Geoff MacDonald

Professor
(416) 978 - 3840

Campus

Fields of Study

Areas of Interest

Researchers are increasingly coming to understand that social connection is woven deeply into the fabric of the human experience. There is good reason to believe that our ancestors, both human and non-human, successfully navigated the evolutionary challenges of both survival and sexual selection in large part because of their ability to manage social connections (Gere &   MacDonald, 2010; Leary & Baumeister, 1995). 

Much of my research has centered around attachment theory, which I consider to be the most powerful and deep way of understanding the forces that drive social connection and emotional experience. My students and I have focused on the tendency of avoidantly attached individuals to feel unrewarded by social connection (Gere, MacDonald, Joel, Spielmann, & Impett, 2013). We argue that this strategy allows them to withdraw from social interaction without acknowledging that they are afraid (Spielmann, Maxwell, MacDonald, & Baratta, 2013). We have also examined anxiously attached individuals, focusing on their experience of ambivalence in close relationships (Joel, MacDonald, & Shimotomai, 2011; MacDonald, Locke, Spielmann, & Joel, 2013).  More recently, Stephanie Spielmann pioneered the investigation of a previously unstudied form of insecurity, the fear of being single (Spielmann, MacDonald, Maxwell, Joel, Peragine, Muise, & Impett, 2013). Rather than the fear of being hurt in a relationship, this work focuses on the fear of pain from not being a relationship.

An emerging research interest in my lab is sexuality. Although we have yet to publish on this subject, my Ph.D. student Jessica Maxwell is working on projects designed to investigate whether beliefs about how much work it takes for a successful sexual connection affect people’s sexual outcomes. In another project with post-doc Amy Muise, we are investigating the idea that sexual nostalgia, or memories of past sexual experiences, can be helpful for managing feelings of social and sexual disconnection. I’ve also taken an interest in interpersonal attraction. Right now, we have research on the go exploring different kinds of attractiveness such as cuteness and hotness. Stay tuned.

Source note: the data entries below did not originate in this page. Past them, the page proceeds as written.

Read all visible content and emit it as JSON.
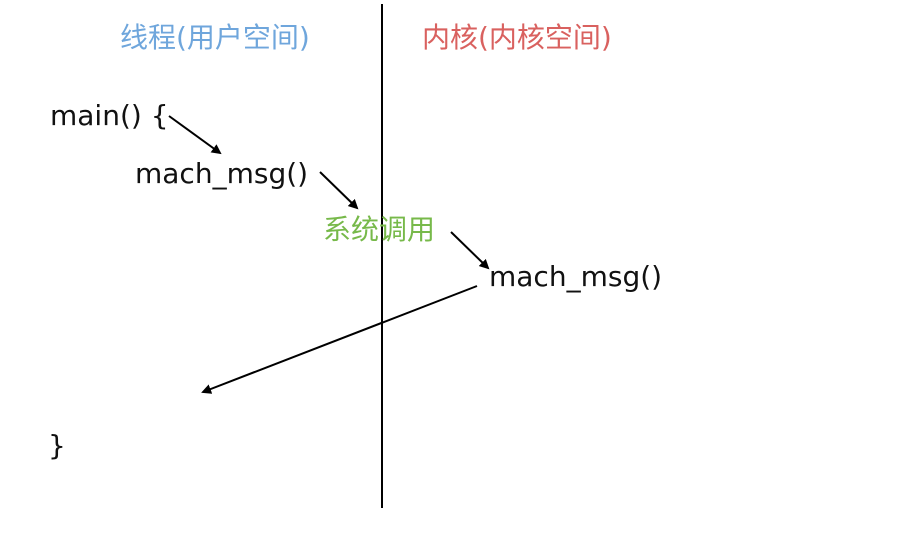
{
  "headers": {
    "user_space": "线程(用户空间)",
    "kernel_space": "内核(内核空间)"
  },
  "code": {
    "main_open": "main() {",
    "user_call": "mach_msg()",
    "syscall": "系统调用",
    "kernel_call": "mach_msg()",
    "main_close": "}"
  },
  "colors": {
    "user_header": "#6fa6dc",
    "kernel_header": "#d9615f",
    "syscall": "#77b94a",
    "text": "#111111",
    "line": "#000000"
  }
}
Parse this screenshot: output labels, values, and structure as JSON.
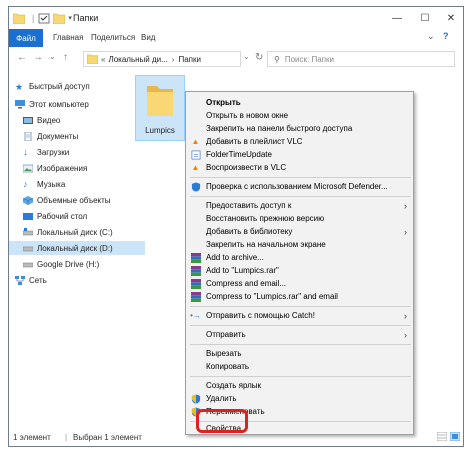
{
  "window": {
    "title": "Папки",
    "controls": {
      "minimize": "—",
      "maximize": "☐",
      "close": "✕"
    }
  },
  "ribbon": {
    "file": "Файл",
    "tabs": [
      "Главная",
      "Поделиться",
      "Вид"
    ],
    "help": "?"
  },
  "nav": {
    "back": "←",
    "forward": "→",
    "recent": "⌄",
    "up": "↑",
    "address": [
      "Локальный ди...",
      "Папки"
    ],
    "address_prefix": "«",
    "address_sep": "›",
    "search_placeholder": "Поиск: Папки"
  },
  "sidebar": {
    "items": [
      {
        "label": "Быстрый доступ",
        "icon": "star-icon"
      },
      {
        "label": "Этот компьютер",
        "icon": "computer-icon"
      },
      {
        "label": "Видео",
        "icon": "video-icon"
      },
      {
        "label": "Документы",
        "icon": "documents-icon"
      },
      {
        "label": "Загрузки",
        "icon": "downloads-icon"
      },
      {
        "label": "Изображения",
        "icon": "pictures-icon"
      },
      {
        "label": "Музыка",
        "icon": "music-icon"
      },
      {
        "label": "Объемные объекты",
        "icon": "3d-objects-icon"
      },
      {
        "label": "Рабочий стол",
        "icon": "desktop-icon"
      },
      {
        "label": "Локальный диск (C:)",
        "icon": "drive-icon"
      },
      {
        "label": "Локальный диск (D:)",
        "icon": "drive-icon"
      },
      {
        "label": "Google Drive (H:)",
        "icon": "drive-icon"
      },
      {
        "label": "Сеть",
        "icon": "network-icon"
      }
    ]
  },
  "folder": {
    "name": "Lumpics"
  },
  "status": {
    "count": "1 элемент",
    "selected": "Выбран 1 элемент"
  },
  "context_menu": {
    "open": "Открыть",
    "open_new_window": "Открыть в новом окне",
    "pin_quick_access": "Закрепить на панели быстрого доступа",
    "add_vlc_playlist": "Добавить в плейлист VLC",
    "folder_time_update": "FolderTimeUpdate",
    "play_vlc": "Воспроизвести в VLC",
    "defender": "Проверка с использованием Microsoft Defender...",
    "give_access": "Предоставить доступ к",
    "restore_version": "Восстановить прежнюю версию",
    "add_library": "Добавить в библиотеку",
    "pin_start": "Закрепить на начальном экране",
    "add_archive": "Add to archive...",
    "add_lumpics_rar": "Add to \"Lumpics.rar\"",
    "compress_email": "Compress and email...",
    "compress_lumpics_email": "Compress to \"Lumpics.rar\" and email",
    "send_catch": "Отправить с помощью Catch!",
    "send_to": "Отправить",
    "cut": "Вырезать",
    "copy": "Копировать",
    "create_shortcut": "Создать ярлык",
    "delete": "Удалить",
    "rename": "Переименовать",
    "properties": "Свойства"
  },
  "colors": {
    "accent": "#1a6fd0",
    "highlight": "#e0221c",
    "selection": "#cce4f7",
    "folder": "#f8d775"
  }
}
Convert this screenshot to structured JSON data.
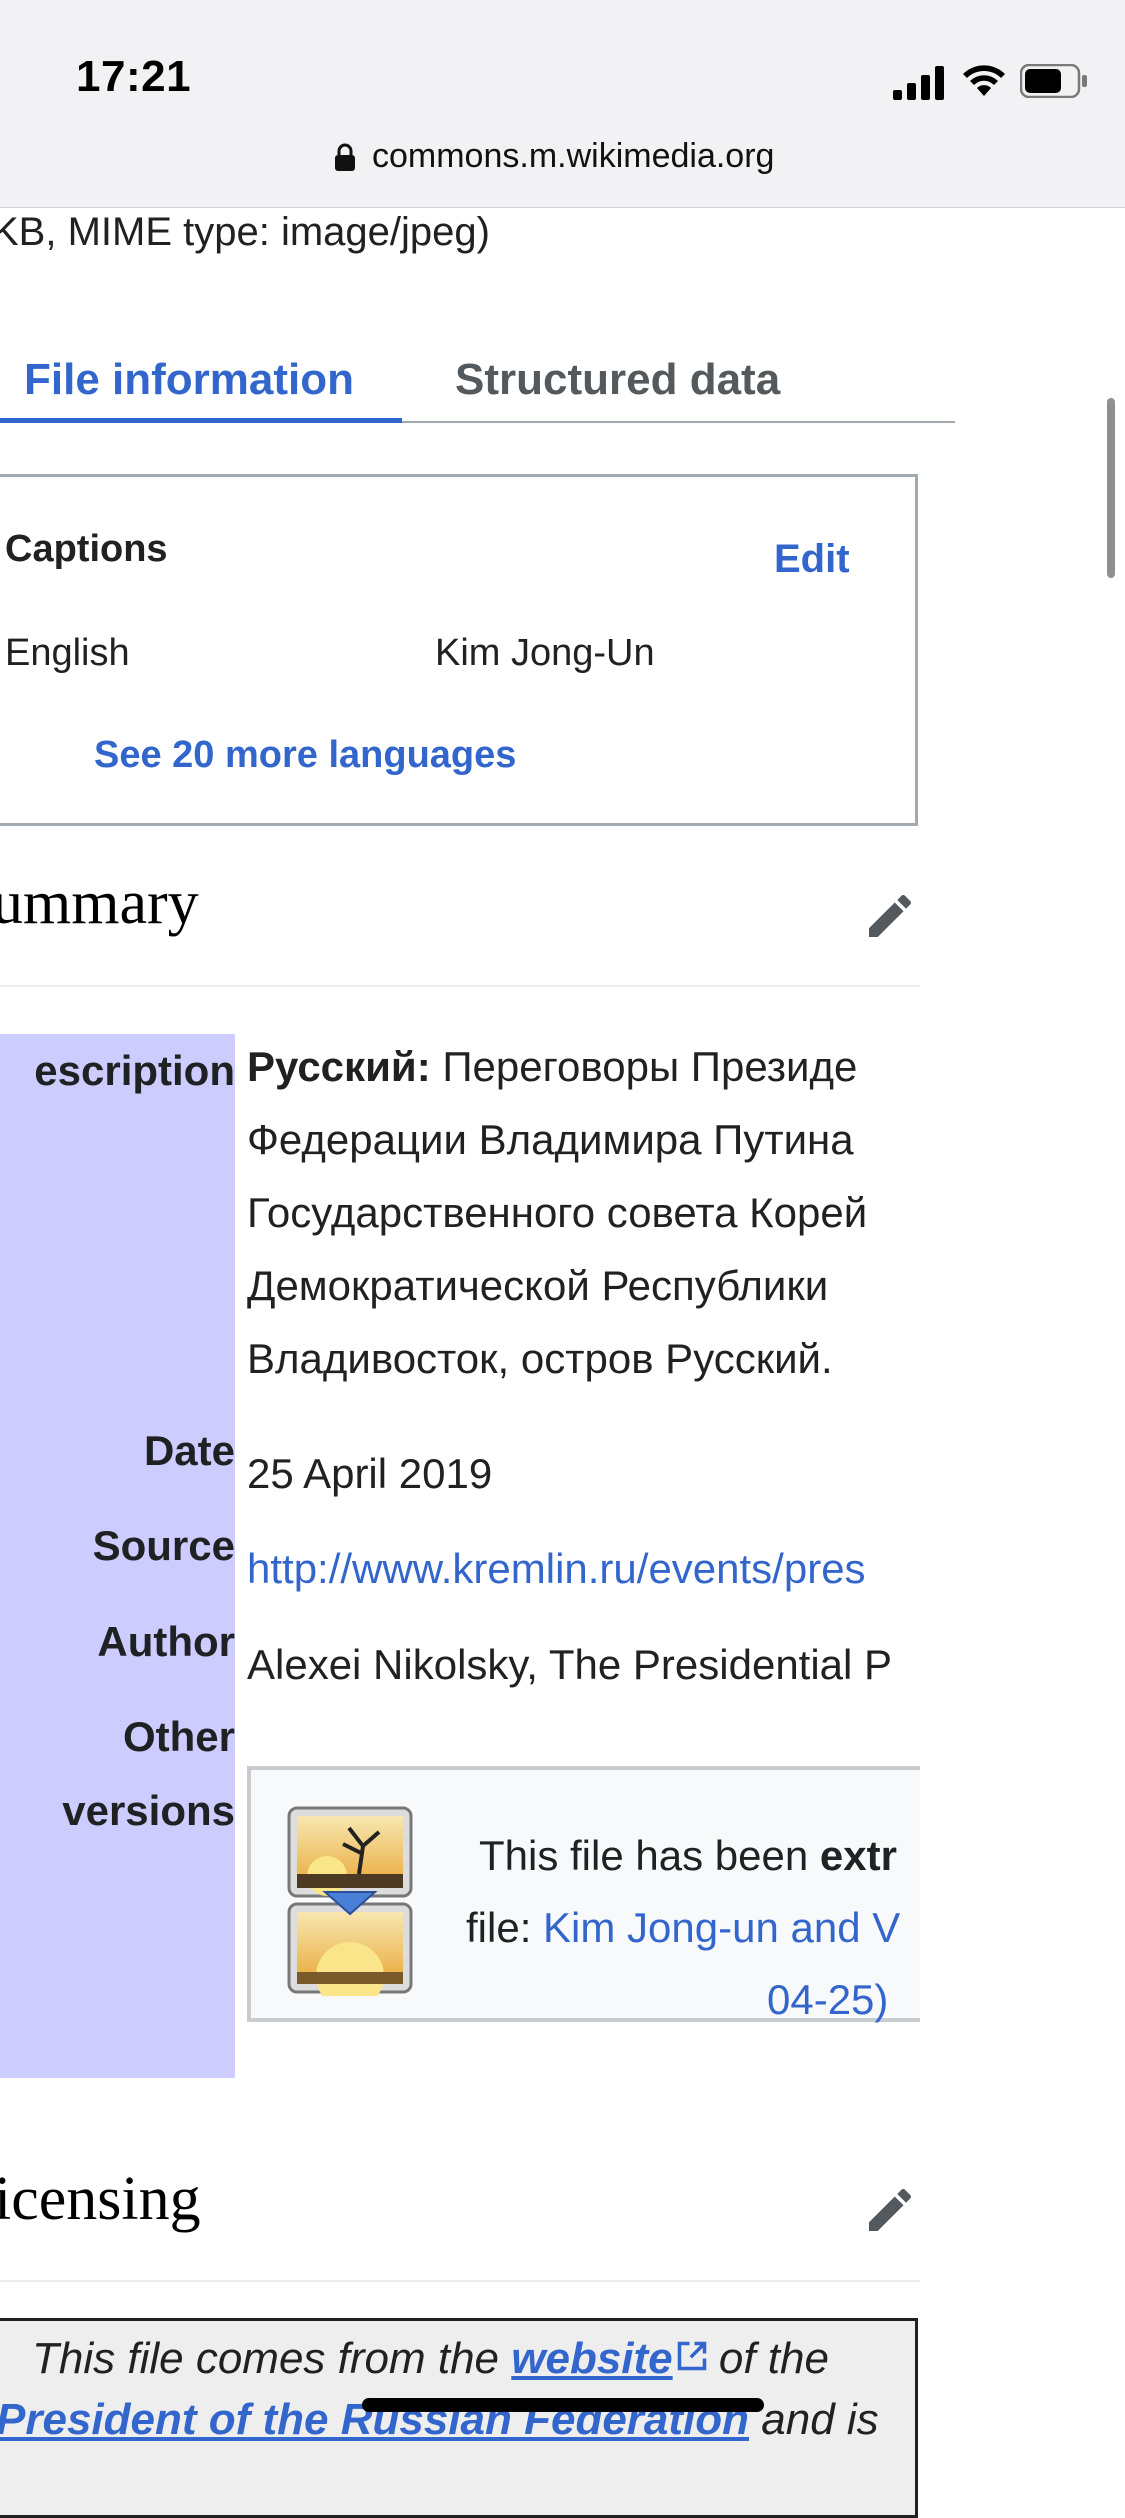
{
  "status_bar": {
    "time": "17:21"
  },
  "browser": {
    "url": "commons.m.wikimedia.org"
  },
  "file_meta_fragment": "KB, MIME type: image/jpeg)",
  "tabs": [
    {
      "label": "File information",
      "active": true
    },
    {
      "label": "Structured data",
      "active": false
    }
  ],
  "captions": {
    "title": "Captions",
    "edit_label": "Edit",
    "language": "English",
    "value": "Kim Jong-Un",
    "more_label": "See 20 more languages"
  },
  "summary": {
    "heading": "ummary",
    "description_label": "escription",
    "description_lang": "Русский:",
    "description_lines": [
      " Переговоры Президе",
      "Федерации Владимира Путина",
      "Государственного совета Корей",
      "Демократической Республики",
      "Владивосток, остров Русский."
    ],
    "date_label": "Date",
    "date_value": "25 April 2019",
    "source_label": "Source",
    "source_value": "http://www.kremlin.ru/events/pres",
    "author_label": "Author",
    "author_value": "Alexei Nikolsky, The Presidential P",
    "other_label_1": "Other",
    "other_label_2": "versions",
    "other_text_1_a": "This file has been ",
    "other_text_1_b": "extr",
    "other_text_2_a": "file: ",
    "other_text_2_b": "Kim Jong-un and V",
    "other_text_3": "04-25)"
  },
  "licensing": {
    "heading": "icensing",
    "text_1_a": "This file comes from the ",
    "text_1_link": "website",
    "text_1_b": " of the",
    "text_2_link": "President of the Russian Federation",
    "text_2_b": " and is"
  },
  "colors": {
    "link": "#3366cc",
    "label_column": "#ccccff",
    "border": "#a2a9b1"
  }
}
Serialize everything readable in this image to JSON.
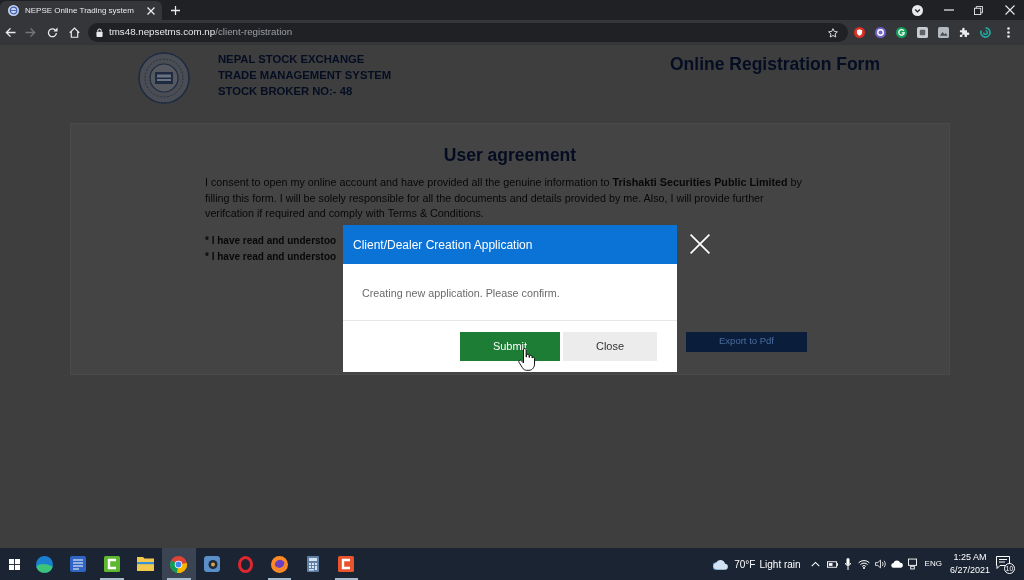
{
  "browser": {
    "tab": {
      "title": "NEPSE Online Trading system"
    },
    "address": {
      "host": "tms48.nepsetms.com.np",
      "path": "/client-registration"
    }
  },
  "header": {
    "lines": [
      "NEPAL STOCK EXCHANGE",
      "TRADE MANAGEMENT SYSTEM",
      "STOCK BROKER NO:- 48"
    ],
    "title": "Online Registration Form"
  },
  "agreement": {
    "heading": "User agreement",
    "text": "I consent to open my online account and have provided all the genuine information to **Trishakti Securities Public Limited** by filling this form. I will be solely responsible for all the documents and details provided by me. Also, I will provide further verifcation if required and comply with Terms & Conditions.",
    "declarations": [
      "* I have read and understoo",
      "* I have read and understoo"
    ],
    "export_button": "Export to Pdf"
  },
  "dialog": {
    "title": "Client/Dealer Creation Application",
    "message": "Creating new application. Please confirm.",
    "buttons": [
      {
        "label": "Submit",
        "kind": "primary"
      },
      {
        "label": "Close",
        "kind": "secondary"
      }
    ]
  },
  "taskbar": {
    "apps": [
      {
        "kind": "swirl",
        "running": false,
        "selected": false
      },
      {
        "kind": "doc-tile",
        "running": false,
        "selected": false
      },
      {
        "kind": "bracket-tile",
        "color": "#5cb82e",
        "running": true,
        "selected": false
      },
      {
        "kind": "folder",
        "running": false,
        "selected": false
      },
      {
        "kind": "ring",
        "running": true,
        "selected": true
      },
      {
        "kind": "lens",
        "running": false,
        "selected": false
      },
      {
        "kind": "o-ring",
        "running": false,
        "selected": false
      },
      {
        "kind": "fox",
        "running": true,
        "selected": false
      },
      {
        "kind": "calculator",
        "running": false,
        "selected": false
      },
      {
        "kind": "bracket-tile",
        "color": "#e8542b",
        "running": true,
        "selected": false
      }
    ]
  },
  "tray": {
    "temperature": "70°F",
    "weather": "Light rain",
    "language": "ENG",
    "time": "1:25 AM",
    "date": "6/27/2021",
    "notifications": "10"
  }
}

My best known work centers around the argument that when we talk about the pain of rejection, this phrasing may be more than just metaphor (MacDonald & Leary, 2005). Social pain may share a physiological basis with physical pain. For example, my lab has produced work demonstrating phenomena such as physical numbness in response to social exclusion just as you see in response to physical injury (Borsook & MacDonald, 2010). Recently, my lab has brought these various lines of research together, arguing that attachment theory can be an important tool in understanding experiences of social exclusion (Maxwell, Spielmann, Joel, & MacDonald, 2013).  We are currently conducting research to test this idea empirically.

Biography

I want to understand why we relate to each other the way we do - what is the space between us, and what draws us to risk narrowing that space? My perspective begins with the premise that belonging is a deep and ancient need, instilled through millions of years of natural selection. Early in life we learn whether it is safe and rewarding to make ourselves vulnerable to our caregivers, and we carry those lessons into our adult relationships. For people who were treated badly, carrying feelings of worthlessness and distrust into relationships can make it difficult to satisfy that need for connection. How do those patterns of insecurity manifest in romantic and sexual relationships? What can be done to heal emotional wounds that were inflicted so early and feel so natural that you may not recognize they are there? These are the questions that occupy me in my work.